あと、結局は教育問題だと思っています。ものを考えることを育てずに、ものを覚えることだけを育てる教育が、空っぽな人間を作ってしまった。今の日本の問題を解決する鍵は子供にあると思うけど、その子どもたちがいる環境が、貧困や教育格差を含めてあまりにも過酷であることが、解決を難しくしているなと感じています。
原:教育の問題で言うと、『さようならCP』のあとに大阪で作られた『養護学校はあかんねん』(市山隆次/1979年)って作品は、身障者たちが養護学校の義務化に断固反対する姿を追ったドキュメンタリーでした。今でも障害を持っている子とそうでない子を分け、“整頓する”という間違ったあり様をしているでしょ。私はもっと混沌とした世の中でいいんじゃないかと思いますね。
ダース:秩序というのは「前提が混沌で、たまたま秩序」という順番だと思っています。だから秩序に寄り添って、それが絶対的なものだと思い込むことが間違っている。本来は混沌、全部まぜこぜ。そこにたまたま、制度やシステムが浮かんでいるだけという世界イメージを持つことで、いろんな人たちと一緒にいることの意味合いや可能性が出てきます。

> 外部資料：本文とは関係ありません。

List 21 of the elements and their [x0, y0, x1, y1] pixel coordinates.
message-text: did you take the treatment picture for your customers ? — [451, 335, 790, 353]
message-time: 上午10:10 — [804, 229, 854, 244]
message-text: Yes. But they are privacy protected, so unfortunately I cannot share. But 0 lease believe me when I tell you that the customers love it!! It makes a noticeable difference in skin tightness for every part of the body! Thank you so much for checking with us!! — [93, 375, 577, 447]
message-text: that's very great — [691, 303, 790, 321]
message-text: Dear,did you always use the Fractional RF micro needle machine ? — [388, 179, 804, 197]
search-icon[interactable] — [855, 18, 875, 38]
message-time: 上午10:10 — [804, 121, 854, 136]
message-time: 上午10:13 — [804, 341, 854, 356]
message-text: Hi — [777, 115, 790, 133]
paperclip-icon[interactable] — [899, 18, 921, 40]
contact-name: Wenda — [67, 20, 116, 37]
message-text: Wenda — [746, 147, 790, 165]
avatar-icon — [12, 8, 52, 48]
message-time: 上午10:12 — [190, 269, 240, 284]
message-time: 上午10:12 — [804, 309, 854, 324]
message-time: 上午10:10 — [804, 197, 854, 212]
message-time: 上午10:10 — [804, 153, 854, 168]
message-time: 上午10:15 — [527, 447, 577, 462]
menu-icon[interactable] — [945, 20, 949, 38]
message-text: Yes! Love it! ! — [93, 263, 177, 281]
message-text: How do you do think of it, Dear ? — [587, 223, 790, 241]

混ざっていたら考えざるをえないわけですから。
障害者はみんないい人だとか、障害者はみんな必死に頑張っているっていうのは障害者差別だと思っています。そうじゃなくて、どうしようもないヤツもいれば、真面目なヤツもいる、勉強ができるヤツもいれば、できないヤツもいる。混沌の中でフラットな関係値を築けなければ、次のステップには進めないと思います。
日本は一度ぶっ壊れたほうがいい?
原:日本国が永遠に続くかのようにみんな安穏としてるけど、本当にそうなのかっていう考え方を過激なまでに追いつめていくと、日本人はもう一回、ツラい目に合わないと気が付かないんじゃないのって考えが出てきてね。『日本沈没』っていう映画がありますよね。あの映画は「日本が沈没すれば、みんな他所の国に逃げて、日本国とは何かを考えるだろう」というテーマだと思いました。極論ですが、もう一回戦争をやって辛酸を舐めないと気がつかないんじゃないかという考えが出てくるんですよ。でも、そこまでは行きたくないから、「こつこつと」「一人一人が」という言い方を我々はしているじゃないですか。でも、この裏にあるテロリズムに走る気持ちも、私は否定しきれないと思うことがあってね……。
ダース:同意といえば同意です。僕も、今の空っぽの制度含めて、早くぶっ壊れたほうがいいと思ってるんですが、ぶっ壊れた後に、やっぱり一人ひとりが「こつこつと仲間を増やしていたかどうか」が効いてくると思うんですよ。日本は遅かれ早かれぶっ壊れますよ。オリンピックひとつとっても、こんなことをやっている国は、もたない。ドカンとぶっ壊れたその雰囲気をちゃんと共有して、立ち直るということが必要。そのとき、コストパフォーマンスで生きてきた人の周りに仲間はいないでしょう。ちゃんと“感染”して、人と繋がってきた人だけが生き延びることができると思っています。5分の挨拶じゃなく、3時間会話できるような人が何人いるか、とかね。
コロナで「この社会ってもしかしたらうまく行かないんじゃないの?」って気付いた人もある程度いると思うので、そういう人はこのタイミングから始めてみても遅くないと思います。